JP Radar Kediri – Berdasarkan laporan harian Pos Pengamatan Gunung Api (PGA) Kelud periode 27 Juli 2026 pukul 00.00–24.00 WIB, kondisi cuaca di kawasan Gunung Kelud didominasi cerah hingga berawan.
Angin bertiup lemah ke arah selatan dan barat daya dengan suhu udara berkisar 18–30 derajat Celsius serta kelembapan udara 54–66 persen.
Secara visual, gunung terlihat jelas hingga tertutup kabut tipis pada level 0-II.
Pengamatan tidak menunjukkan adanya embusan asap dari kawah. Sementara itu, melalui kamera CCTV, visual danau kawah sempat tertutup kabut.
Sementara itu, suhu air danau kawah masih terpantau 28,44 derajat Celsius, menunjukkan tidak ada perubahan signifikan pada kondisi permukaan danau.
Dari aspek kegempaan, petugas mencatat dua kali gempa tektonik jauh dengan amplitudo 2–3 milimeter, nilai S-P 23,8–24,65 detik, dan durasi 64–90 detik.
Gempa tektonik jauh merupakan gempa yang sumbernya berada cukup jauh dari Gunung Kelud dan umumnya berkaitan dengan aktivitas tektonik regional, bukan aktivitas magma di dalam gunung api.
Karena itu, kejadian tersebut tidak mengindikasikan peningkatan aktivitas vulkanik Kelud.
Karenanya, Aktivitas Gunung Kelud masih terpantau normal. Selama periode pengamatan, status gunung yang berada di wilayah Kabupaten Kediri, Blitar, dan Malang tersebut tetap berada pada Level I (Normal).

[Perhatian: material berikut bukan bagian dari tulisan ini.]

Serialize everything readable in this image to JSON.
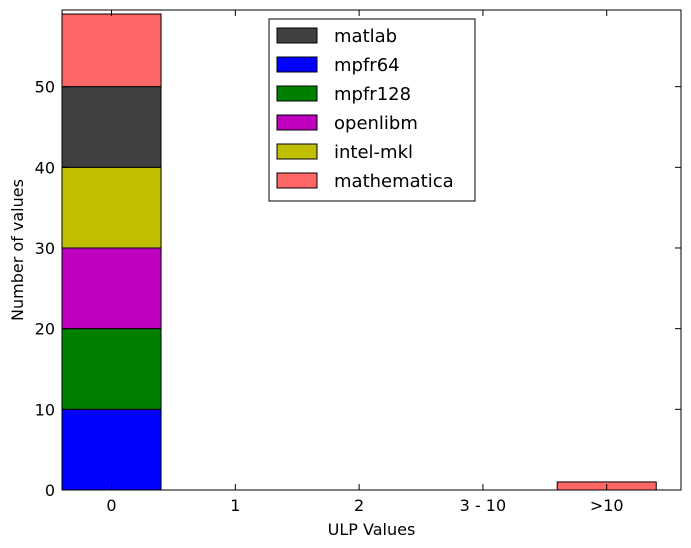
{
  "chart_data": {
    "type": "bar",
    "stacked": true,
    "xlabel": "ULP Values",
    "ylabel": "Number of values",
    "categories": [
      "0",
      "1",
      "2",
      "3 - 10",
      ">10"
    ],
    "ylim": [
      0,
      59.5
    ],
    "yticks": [
      0,
      10,
      20,
      30,
      40,
      50
    ],
    "series": [
      {
        "name": "mpfr64",
        "color": "#0000ff",
        "values": [
          10,
          0,
          0,
          0,
          0
        ]
      },
      {
        "name": "mpfr128",
        "color": "#008000",
        "values": [
          10,
          0,
          0,
          0,
          0
        ]
      },
      {
        "name": "openlibm",
        "color": "#bf00bf",
        "values": [
          10,
          0,
          0,
          0,
          0
        ]
      },
      {
        "name": "intel-mkl",
        "color": "#bfbf00",
        "values": [
          10,
          0,
          0,
          0,
          0
        ]
      },
      {
        "name": "matlab",
        "color": "#404040",
        "values": [
          10,
          0,
          0,
          0,
          0
        ]
      },
      {
        "name": "mathematica",
        "color": "#ff6666",
        "values": [
          9,
          0,
          0,
          0,
          1
        ]
      }
    ],
    "legend": {
      "position": "top-center",
      "order": [
        "matlab",
        "mpfr64",
        "mpfr128",
        "openlibm",
        "intel-mkl",
        "mathematica"
      ]
    },
    "grid": false
  }
}
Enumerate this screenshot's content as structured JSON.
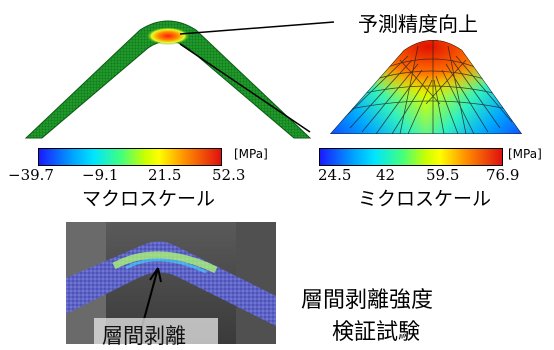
{
  "top_right_label": "予測精度向上",
  "macro": {
    "unit": "[MPa]",
    "ticks": [
      "−39.7",
      "−9.1",
      "21.5",
      "52.3"
    ],
    "caption": "マクロスケール"
  },
  "micro": {
    "unit": "[MPa]",
    "ticks": [
      "24.5",
      "42",
      "59.5",
      "76.9"
    ],
    "caption": "ミクロスケール"
  },
  "photo_label": "層間剥離",
  "test_label": [
    "層間剥離強度",
    "検証試験"
  ]
}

Hingga saat ini belum terdapat tanda-tanda peningkatan aktivitas yang mengarah pada perubahan status gunung api.
PVMBG pun belum mengeluarkan perubahan rekomendasi bagi masyarakat.
Masyarakat, pendaki, maupun wisatawan tetap diminta tidak mendekati area kawah dalam radius 1 kilometer.
Selain itu, warga dan penambang juga diimbau mewaspadai potensi lahar di sepanjang aliran sungai yang berhulu di puncak Gunung Kelud, terutama apabila terjadi hujan di kawasan puncak.
PVMBG mengimbau masyarakat tetap mengikuti informasi resmi dari Badan Geologi dan tidak mudah mempercayai informasi yang tidak dapat dipertanggungjawabkan terkait aktivitas Gunung Kelud.